I could probably fill over a hundred blog posts with all the things that I've forgotten about watercolour as a medium; the how-to's and all the little terminology items like, 'grisaille' and 'impasto'.  Been operating mostly on instinct, feeling my way around the medium again, relearning all the little things (like that I should have taped the dang paper down - fundamental, Lisa!!).

 I ended up doing two parallel paintings, both from the same base image/reference photo.  I wanted to try something that used a lot of heavy black, that let it run all over, that took multiple glazes of colour to bring to life, and something completely controlled, almost 'comic book' style for the actual title page.

The photo of the black and white self above and the one above left are two stages of the same painting.  The one above right is the grisaille, the one at left is after multiple washes were applied and let run around, doing their wonderful damage to the base image.  The final painting is very gestural and warm, with a lot of dimension.  It was a good way to play and loosen up so that I didn't get to tight doing the other image, the one that will probably end up being the title page of the book.

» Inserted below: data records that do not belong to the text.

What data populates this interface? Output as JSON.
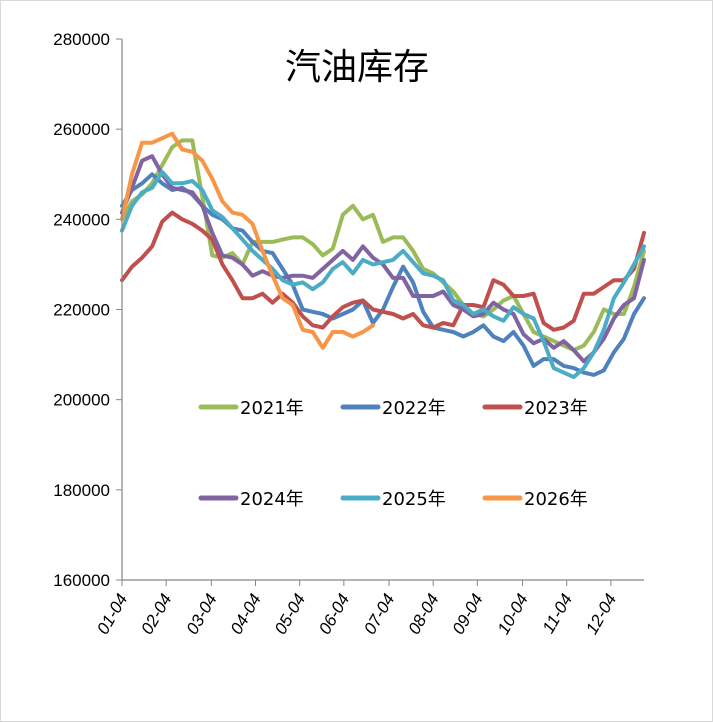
{
  "chart_data": {
    "type": "line",
    "title": "汽油库存",
    "xlabel": "",
    "ylabel": "",
    "ylim": [
      160000,
      280000
    ],
    "yticks": [
      160000,
      180000,
      200000,
      220000,
      240000,
      260000,
      280000
    ],
    "ytick_labels": [
      "160000",
      "180000",
      "200000",
      "220000",
      "240000",
      "260000",
      "280000"
    ],
    "x_unit": "week",
    "xlim": [
      1,
      53
    ],
    "xticks": [
      1,
      5.4,
      9.9,
      14.3,
      18.7,
      23.1,
      27.6,
      32,
      36.4,
      40.9,
      45.3,
      49.7
    ],
    "xtick_labels": [
      "01-04",
      "02-04",
      "03-04",
      "04-04",
      "05-04",
      "06-04",
      "07-04",
      "08-04",
      "09-04",
      "10-04",
      "11-04",
      "12-04"
    ],
    "grid": false,
    "legend_position": "inside-center",
    "series": [
      {
        "name": "2021年",
        "color": "#9bbb59",
        "x": [
          1,
          2,
          3,
          4,
          5,
          6,
          7,
          8,
          9,
          10,
          11,
          12,
          13,
          14,
          15,
          16,
          17,
          18,
          19,
          20,
          21,
          22,
          23,
          24,
          25,
          26,
          27,
          28,
          29,
          30,
          31,
          32,
          33,
          34,
          35,
          36,
          37,
          38,
          39,
          40,
          41,
          42,
          43,
          44,
          45,
          46,
          47,
          48,
          49,
          50,
          51,
          52,
          53
        ],
        "values": [
          240000,
          244000,
          245500,
          248000,
          252000,
          256000,
          257500,
          257500,
          245000,
          232000,
          231500,
          232500,
          230000,
          235000,
          235000,
          235000,
          235500,
          236000,
          236000,
          234500,
          232000,
          233500,
          241000,
          243000,
          240000,
          241000,
          235000,
          236000,
          236000,
          233000,
          229000,
          228000,
          226000,
          224000,
          221000,
          219000,
          218500,
          220000,
          222000,
          223000,
          219000,
          215000,
          214000,
          213000,
          212000,
          211000,
          212000,
          215000,
          220000,
          219000,
          219000,
          225000,
          233000
        ]
      },
      {
        "name": "2022年",
        "color": "#4f81bd",
        "x": [
          1,
          2,
          3,
          4,
          5,
          6,
          7,
          8,
          9,
          10,
          11,
          12,
          13,
          14,
          15,
          16,
          17,
          18,
          19,
          20,
          21,
          22,
          23,
          24,
          25,
          26,
          27,
          28,
          29,
          30,
          31,
          32,
          33,
          34,
          35,
          36,
          37,
          38,
          39,
          40,
          41,
          42,
          43,
          44,
          45,
          46,
          47,
          48,
          49,
          50,
          51,
          52,
          53
        ],
        "values": [
          243000,
          246500,
          248000,
          250000,
          248000,
          246500,
          247000,
          245500,
          243000,
          241000,
          240000,
          238000,
          237500,
          235000,
          233000,
          232500,
          229000,
          225500,
          220000,
          219500,
          219000,
          218000,
          219000,
          220000,
          222000,
          217000,
          220000,
          225000,
          229500,
          226000,
          219500,
          216000,
          215500,
          215000,
          214000,
          215000,
          216500,
          214000,
          213000,
          215000,
          212000,
          207500,
          209000,
          209000,
          207500,
          207000,
          206000,
          205500,
          206500,
          210500,
          213500,
          219000,
          222500
        ]
      },
      {
        "name": "2023年",
        "color": "#c0504d",
        "x": [
          1,
          2,
          3,
          4,
          5,
          6,
          7,
          8,
          9,
          10,
          11,
          12,
          13,
          14,
          15,
          16,
          17,
          18,
          19,
          20,
          21,
          22,
          23,
          24,
          25,
          26,
          27,
          28,
          29,
          30,
          31,
          32,
          33,
          34,
          35,
          36,
          37,
          38,
          39,
          40,
          41,
          42,
          43,
          44,
          45,
          46,
          47,
          48,
          49,
          50,
          51,
          52,
          53
        ],
        "values": [
          226500,
          229500,
          231500,
          234000,
          239500,
          241500,
          240000,
          239000,
          237500,
          235500,
          230000,
          226500,
          222500,
          222500,
          223500,
          221500,
          223500,
          221500,
          218500,
          216500,
          216000,
          218500,
          220500,
          221500,
          222000,
          220000,
          219500,
          219000,
          218000,
          219000,
          216500,
          216000,
          217000,
          216500,
          221000,
          221000,
          220500,
          226500,
          225500,
          223000,
          223000,
          223500,
          217000,
          215500,
          216000,
          217500,
          223500,
          223500,
          225000,
          226500,
          226500,
          229000,
          237000
        ]
      },
      {
        "name": "2024年",
        "color": "#8064a2",
        "x": [
          1,
          2,
          3,
          4,
          5,
          6,
          7,
          8,
          9,
          10,
          11,
          12,
          13,
          14,
          15,
          16,
          17,
          18,
          19,
          20,
          21,
          22,
          23,
          24,
          25,
          26,
          27,
          28,
          29,
          30,
          31,
          32,
          33,
          34,
          35,
          36,
          37,
          38,
          39,
          40,
          41,
          42,
          43,
          44,
          45,
          46,
          47,
          48,
          49,
          50,
          51,
          52,
          53
        ],
        "values": [
          241500,
          247000,
          253000,
          254000,
          250000,
          247000,
          246500,
          246000,
          243000,
          237000,
          232000,
          231500,
          230000,
          227500,
          228500,
          227500,
          227000,
          227500,
          227500,
          227000,
          229000,
          231000,
          233000,
          231000,
          234000,
          231500,
          230000,
          227000,
          227000,
          223000,
          223000,
          223000,
          224000,
          221000,
          220000,
          218500,
          219000,
          221500,
          220000,
          219000,
          214500,
          212500,
          213500,
          211500,
          213000,
          211000,
          208500,
          210500,
          213500,
          218000,
          221000,
          222500,
          231000
        ]
      },
      {
        "name": "2025年",
        "color": "#4bacc6",
        "x": [
          1,
          2,
          3,
          4,
          5,
          6,
          7,
          8,
          9,
          10,
          11,
          12,
          13,
          14,
          15,
          16,
          17,
          18,
          19,
          20,
          21,
          22,
          23,
          24,
          25,
          26,
          27,
          28,
          29,
          30,
          31,
          32,
          33,
          34,
          35,
          36,
          37,
          38,
          39,
          40,
          41,
          42,
          43,
          44,
          45,
          46,
          47,
          48,
          49,
          50,
          51,
          52,
          53
        ],
        "values": [
          237500,
          243000,
          246000,
          247000,
          250500,
          248000,
          248000,
          248500,
          246500,
          242000,
          240500,
          238000,
          235500,
          233000,
          231000,
          229000,
          226500,
          225500,
          226000,
          224500,
          226000,
          229000,
          230500,
          228000,
          231000,
          230000,
          230500,
          231000,
          233000,
          230500,
          228000,
          227500,
          226500,
          222000,
          221000,
          219000,
          220000,
          218500,
          217500,
          220500,
          219000,
          218000,
          213000,
          207000,
          206000,
          205000,
          207000,
          210500,
          215500,
          222500,
          226000,
          230000,
          234000
        ]
      },
      {
        "name": "2026年",
        "color": "#f79646",
        "x": [
          1,
          2,
          3,
          4,
          5,
          6,
          7,
          8,
          9,
          10,
          11,
          12,
          13,
          14,
          15,
          16,
          17,
          18,
          19,
          20,
          21,
          22,
          23,
          24,
          25,
          26
        ],
        "values": [
          240000,
          250000,
          257000,
          257000,
          258000,
          259000,
          255500,
          255000,
          253000,
          249000,
          244000,
          241500,
          241000,
          239000,
          233000,
          227500,
          222500,
          221000,
          215500,
          215000,
          211500,
          215000,
          215000,
          214000,
          215000,
          216500
        ]
      }
    ]
  }
}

 This one had more steps and stages, and many, many more washes.  Using a totally different approach (but one I'm far more comfortable with), this one began with dropping in the shadow areas of the sketch.  Each layer applied overlaps and deepens the colour of the existing layers, while is translucent on the paper and other exposed areas.

If you've been reading this blog for a few years, you will remember that this is the same method used for 'Bacchanalia' and 'Blossom Lady' quilts.

I love the under painting stages every bit as much as the finishing, when it comes to this method.

The second picture is an intermediate stage that shows a few more layers dropped in.

The last photo here, at right, is the finished image.  Once the painting was all done, I went in with some fine tipped markers (black and brown) and tightened up here and there, creating greater definition and doing the lettering. This one will get a little work yet, as I need to balance the composition a bit more.  I'll probably do some nice lettering borrowing from what the project has already established, dropping 'the sketchbook project' into the upper left hand corner.

Next, I need to make some real decisions about how this is all going to go.  I have a loose idea, but am at the 'rubber hitting the road' stage, and need to just get working on the more difficult stuff.  Can't wait.